Here is the Aiding and Abetting statute:
609.05 LIABILITY FOR CRIMES OF ANOTHER.
§Subdivision 1. Aiding, abetting; liability. A person is criminally liable for a crime committed by another if the person intentionally aids, advises, hires, counsels, or conspires with or otherwise procures the other to commit the crime.
Subd. 2. Expansive liability. A person liable under subdivision 1 is also liable for any other crime committed in pursuance of the intended crime if reasonably foreseeable by the person as a probable consequence of committing or attempting to commit the crime intended.
Subd. 3. Abandonment of criminal purpose. A person who intentionally aids, advises, hires, counsels, or conspires with or otherwise procures another to commit a crime and thereafter abandons that purpose and makes a reasonable effort to prevent the commission of the crime prior to its commission is not liable if the crime is thereafter committed.
Subd. 4. Circumstances of conviction. A person liable under this section may be charged with and convicted of the crime although the person who directly committed it has not been convicted, or has been convicted of some other degree of the crime or of some other crime based on the same act, or if the person is a juvenile who has not been found delinquent for the act.
Subd. 5. Definition. For purposes of this section, a crime also includes an act committed by a juvenile that would be a crime if committed by an adult.
The aiding and abettting charge requires proof that the other officers aided the crime. That suggests more than obeserving, actual participation. Which gets to the issue of whether the general restraint (put aside the knee) was a crime. And if the knee was the unlawful act, did they counsel or assist Chauvin in using his knee. This may not be as easy a chargte to prove as many people will expect.
We will update as more is learned about the new charges.
UPDATE – NEW CHARGES FILED
Prosecution is going with Felony Murder for the Second Degree charge. The new complaint details that there was a struggle after Floyd initially was in the car, causing him to be pulled out.

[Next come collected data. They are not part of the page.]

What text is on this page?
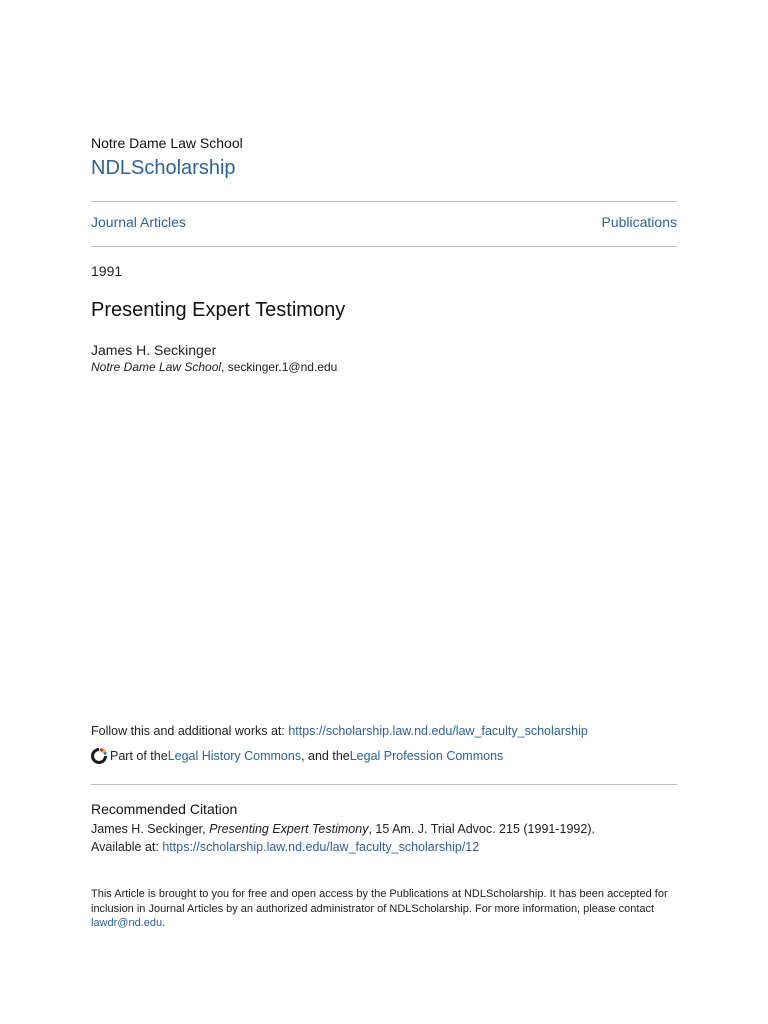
Notre Dame Law School
NDLScholarship
Journal Articles	Publications
1991
Presenting Expert Testimony
James H. Seckinger
Notre Dame Law School, seckinger.1@nd.edu
Follow this and additional works at: https://scholarship.law.nd.edu/law_faculty_scholarship
Part of the Legal History Commons , and the Legal Profession Commons
Recommended Citation
James H. Seckinger, Presenting Expert Testimony, 15 Am. J. Trial Advoc. 215 (1991-1992).
Available at: https://scholarship.law.nd.edu/law_faculty_scholarship/12
This Article is brought to you for free and open access by the Publications at NDLScholarship. It has been accepted for inclusion in Journal Articles by an authorized administrator of NDLScholarship. For more information, please contact lawdr@nd.edu.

This is the attempt to explain away the Medical Examiner’s initial findings (garbled text in original):
TheHennepinCountyMedical Examiner(M E)cond uctedMr. Floyd’sautopsyonMay26,2020. While the ME did not observe physical findings supportive of mechanical asphyxia, the ME opines that Mr. Floyd died from cardiopulmonary arrest while being restrained by law enforcement officers. The autopsy revealed that Mr. Floyd had arteriosclerotic and hypertensive heart disease, and toxicology testing revealed the presence of fentanyl and evidence of recent methamphetamine use. The ME opined that the effects of the officers’ restraint of Mr. Floyd, his underlying health conditions, and the presence of the drugs contributed to his death. The ME listed the cause of death as “[c]ardiopulmonary arrest complicating law enforcement subdual, restraint, and neck compression,” and concluded the manner of death was homicide.

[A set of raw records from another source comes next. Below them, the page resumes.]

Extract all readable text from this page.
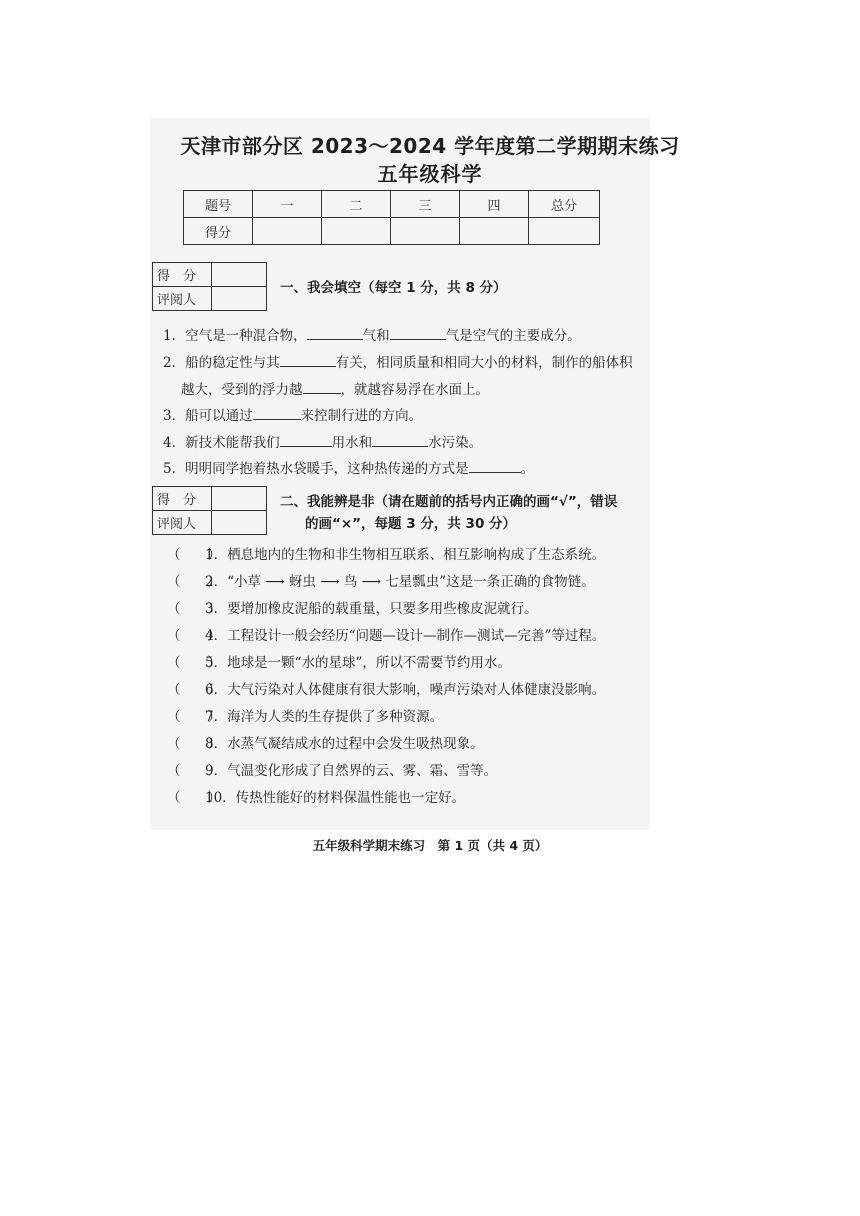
天津市部分区 2023～2024 学年度第二学期期末练习
五年级科学
题号	一	二	三	四	总分
得分					
得　分	
评阅人	
一、我会填空（每空 1 分，共 8 分）
1．空气是一种混合物，	气和	气是空气的主要成分。
2．船的稳定性与其	有关，相同质量和相同大小的材料，制作的船体积
越大，受到的浮力越	，就越容易浮在水面上。
3．船可以通过	来控制行进的方向。
4．新技术能帮我们	用水和	水污染。
5．明明同学抱着热水袋暖手，这种热传递的方式是	。
得　分	
评阅人	
二、我能辨是非（请在题前的括号内正确的画“√”，错误
的画“×”，每题 3 分，共 30 分）
（　　）1．栖息地内的生物和非生物相互联系、相互影响构成了生态系统。
（　　）2．“小草 ⟶ 蚜虫 ⟶ 鸟 ⟶ 七星瓢虫”这是一条正确的食物链。
（　　）3．要增加橡皮泥船的载重量，只要多用些橡皮泥就行。
（　　）4．工程设计一般会经历“问题—设计—制作—测试—完善”等过程。
（　　）5．地球是一颗“水的星球”，所以不需要节约用水。
（　　）6．大气污染对人体健康有很大影响，噪声污染对人体健康没影响。
（　　）7．海洋为人类的生存提供了多种资源。
（　　）8．水蒸气凝结成水的过程中会发生吸热现象。
（　　）9．气温变化形成了自然界的云、雾、霜、雪等。
（　　）10．传热性能好的材料保温性能也一定好。
五年级科学期末练习　第 1 页（共 4 页）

It’s not clear what the felony is that supports the Felony Murder charge. None is specified, but presumably it was the pressure from Chauvin’s knee. It needs researching, but that could present a problem legally because that also was the act alleged to be the cause of death. So it’s not a separate felony from the murder charge itself.
Having trouble downloading the aiding and abetting charges. The Tribune website must be overloaded, because the link to the documents doesn’t work. If someone finds working links, please paste in comment section.